Trans-Atlantic Business Carrier LaCompagnie to Grow FleetKari Lundgren
LaCompagnie, the French business-class-only airline that began serving New York last July, said it aims to double the fleet to four jetliners by the end of next year.
The Paris-based carrier is examining the Boeing Co. 757 and Airbus Group NV A321 narrow-bodies, and could even seek to add Boeing’s newest 787 Dreamliner, Chief Executive Officer Frantz Yvelin said today at a briefing in London.
LaCompagnie will open a route linking London Luton Airport with Newark Liberty in April, starting at four weekly flights with one of two 757s -- one leased, one owned -- already in the fleet. Round-trip tickets will cost 1,549 pounds ($1,758), and as little as 649 pounds during an introductory period.
“This route is unique, you have the strongest premium demand compared to all other long-haul routes in the world,” Yvelin said at a press conference. “I think we will drive the demand, the price and the offer.”
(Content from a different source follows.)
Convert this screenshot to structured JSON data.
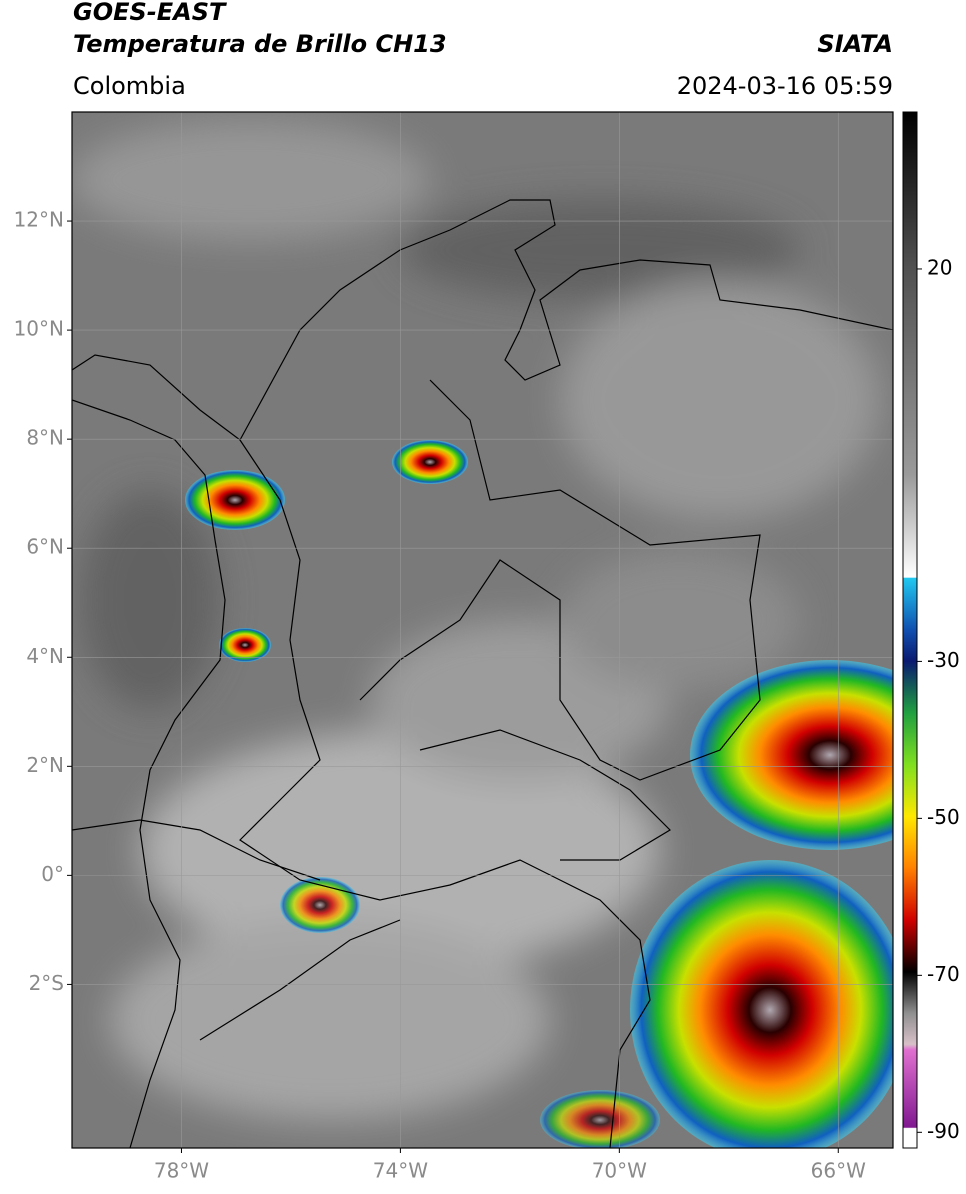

LaCompagnie aims to undercut Air France-KLM Group and British Airways with its business offering of semi-flat seats, Samsung Galaxy tablets and menus from French chef Christophe Langree. The carrier’s 757s -- a model that’s out of production -- carry up to 74 passengers in a 19-row single-class cabin.
Still, the premium-only model has struggled to make an impact on Atlantic routes, with LaCompagnie following MAXJet Airlines Inc., Eos Airlines and Silverjet Plc, which pursued a similar strategy almost a decade ago before going bust.
Yvelin himself founded L’Avion, which operated business flights between Paris and New York, before it was purchased by British Airways in 2008 and merged with the U.K. carrier’s OpenSkies arm, which also uses 757s but in a multi-cabin layout.
LaCompagnie will succeed where others failed by having only three flight attendants per plane, operating from Luton, where charges are lower than at London Heathrow and Gatwick, and basing itself away from central Paris, as well as through its quality of service, Yvelin said.
The carrier, whose existing route connects Paris Charles de Gaulle with Newark, is targeting an average load factor of 75 percent, versus about 60 percent today, with operations “ramping up nicely,” he said. In the London-New York market, its ambitions extend to capturing a 40 percent share of the 4 million people who travel between the cities each year.
LaCompagnie was founded in 2013 after raising 34 million euros ($29 million) from investors including A Plus Finance and private-equity funds.